Aday değil ilkeler önemli
ANALİZSeçime sadece 56 gün var. Artık iki ay bile değil kalan süre. Kamuoyu büyük merak içinde. Kimler aday olacak, seçimi kim kazanacak? Aslında adaylar biliniyor. AKP’nin adayı Recep Tayyip Erdoğan. İYİ Parti...
ANALİZ
Seçime sadece 56 gün var. Artık iki ay bile değil kalan süre.
Kamuoyu büyük merak içinde.
Kimler aday olacak, seçimi kim kazanacak?
Aslında adaylar biliniyor. AKP’nin adayı Recep Tayyip Erdoğan. İYİ Parti zaten başından beri Meral Akşener’in aday gösterileceğini ilan etmişti.
Merak edilen CHP’nin adayının kim olacağı.
Lafı hiç uzatmadan yazayım. Bana göre CHP’nin adayının kim olacağını hiç merak etmiyorum, kim olursa olsun, fark etmiyor.
Çünkü; 24 Haziran’da bir başkanlık seçimi değil bir referandum yapmak durumundayız.
Tayyip Erdoğan ve partisi Türkiye’yi tek adam yönetimine taşıyacak bir referandumu hile hurda ile olsa da kamuoyuna kabul ettirdi.
Böylelikle Türkiye “demokrasiden, hukuk sisteminden, hak ve özgürlüklerden” halkın kendi rızasıyla vazgeçmiş oldu.
İşte önümüzdeki seçim bu nedenle başkanın seçileceği değil Türkiye’nin yeniden demokrasiye, hukuk sistemine, hak ve özgülüklerine geri dönme seçimi, referandumu olacaktır.
Eğer muhalefet bu basit ilkede anlaşabilirse Türkiye yeniden demokrasi ve hukuk düzenine dönme şansı yakalar.
Bu nedenle partiler “Kiminle kazanırız?” telaşını bir kenara bırakarak kamuoyuna şu açıklamayı yapmalıdır;
Biz içimizden birinin seçimi kazanması halinde ortak hareket edeceğiz.
Bu nedenle her parti öncelikle oluşacak Meclis’e çok sayıda milletvekili sokabilmek için elinden geldiği kadar çalışacaktır.

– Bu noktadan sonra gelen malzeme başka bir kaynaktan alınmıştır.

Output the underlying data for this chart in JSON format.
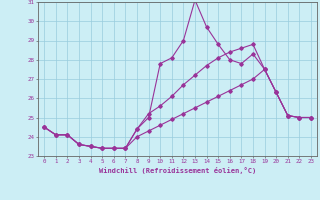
{
  "xlabel": "Windchill (Refroidissement éolien,°C)",
  "bg_color": "#cceef5",
  "line_color": "#993399",
  "grid_color": "#99ccdd",
  "axis_color": "#333333",
  "tick_color": "#993399",
  "xlim": [
    -0.5,
    23.5
  ],
  "ylim": [
    23,
    31
  ],
  "yticks": [
    23,
    24,
    25,
    26,
    27,
    28,
    29,
    30,
    31
  ],
  "xticks": [
    0,
    1,
    2,
    3,
    4,
    5,
    6,
    7,
    8,
    9,
    10,
    11,
    12,
    13,
    14,
    15,
    16,
    17,
    18,
    19,
    20,
    21,
    22,
    23
  ],
  "line1_x": [
    0,
    1,
    2,
    3,
    4,
    5,
    6,
    7,
    8,
    9,
    10,
    11,
    12,
    13,
    14,
    15,
    16,
    17,
    18,
    19,
    20,
    21,
    22,
    23
  ],
  "line1_y": [
    24.5,
    24.1,
    24.1,
    23.6,
    23.5,
    23.4,
    23.4,
    23.4,
    24.4,
    25.0,
    27.8,
    28.1,
    29.0,
    31.1,
    29.7,
    28.8,
    28.0,
    27.8,
    28.3,
    27.5,
    26.3,
    25.1,
    25.0,
    25.0
  ],
  "line2_x": [
    0,
    1,
    2,
    3,
    4,
    5,
    6,
    7,
    8,
    9,
    10,
    11,
    12,
    13,
    14,
    15,
    16,
    17,
    18,
    19,
    20,
    21,
    22,
    23
  ],
  "line2_y": [
    24.5,
    24.1,
    24.1,
    23.6,
    23.5,
    23.4,
    23.4,
    23.4,
    24.4,
    25.2,
    25.6,
    26.1,
    26.7,
    27.2,
    27.7,
    28.1,
    28.4,
    28.6,
    28.8,
    27.5,
    26.3,
    25.1,
    25.0,
    25.0
  ],
  "line3_x": [
    0,
    1,
    2,
    3,
    4,
    5,
    6,
    7,
    8,
    9,
    10,
    11,
    12,
    13,
    14,
    15,
    16,
    17,
    18,
    19,
    20,
    21,
    22,
    23
  ],
  "line3_y": [
    24.5,
    24.1,
    24.1,
    23.6,
    23.5,
    23.4,
    23.4,
    23.4,
    24.0,
    24.3,
    24.6,
    24.9,
    25.2,
    25.5,
    25.8,
    26.1,
    26.4,
    26.7,
    27.0,
    27.5,
    26.3,
    25.1,
    25.0,
    25.0
  ]
}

Her parti kendi cumhurbaşkanı adayını gösterecektir.
İlk tur sonunda hangi aday ikinci olursa diğer bütün partiler o adayı destekleyecektir.
Partiler seçimin kazanılması halinde yeniden demokratik parlamenter sisteme geçileceği konusunda kamuoyuna söz verecekler ve bu konuda bir protokol imzalayacaktır.
Seçimin kazanılması halinde kazanan kişi yeni anayasada tanımlanan cumhurbaşkanı yetkilerini bir “moderatör” gibi her partinin katılımıyla kullanacaktır.
Yeni hükümet seçimi kazanan kişinin başkanlığında partilerin seçimde aldıkları oy oranı göze alınarak kurulacaktır.
Bu hükümet öncelikle cumhurbaşkanlığı kararnameleri ile ilk anda alınması gereken önlemleri alacaktır.
Olağanüsü hal derhal kaldırılacaktır.
Yeni hükümet devlette tamamen bozulan yapıyı onarırken Meclis yasal düzenlemeleri yaparken bir yandan da anayasa maddelerini düzenleyecektir.
En geç iki yıl içinde gerekli restorasyonlar tamamlandıktan ve anayasa değiştirildikten sonra seçime gidilecek ve oluşacak yeni parlamento tablosu ile Türkiye yeniden sağlıklı demokrasiye dönmüş olacaktır.
Muhalefet partileri buna benzer bir deklerasyonla seçime girdiklerinde göreceksiniz hiçbir sorun çıkmayacaktır.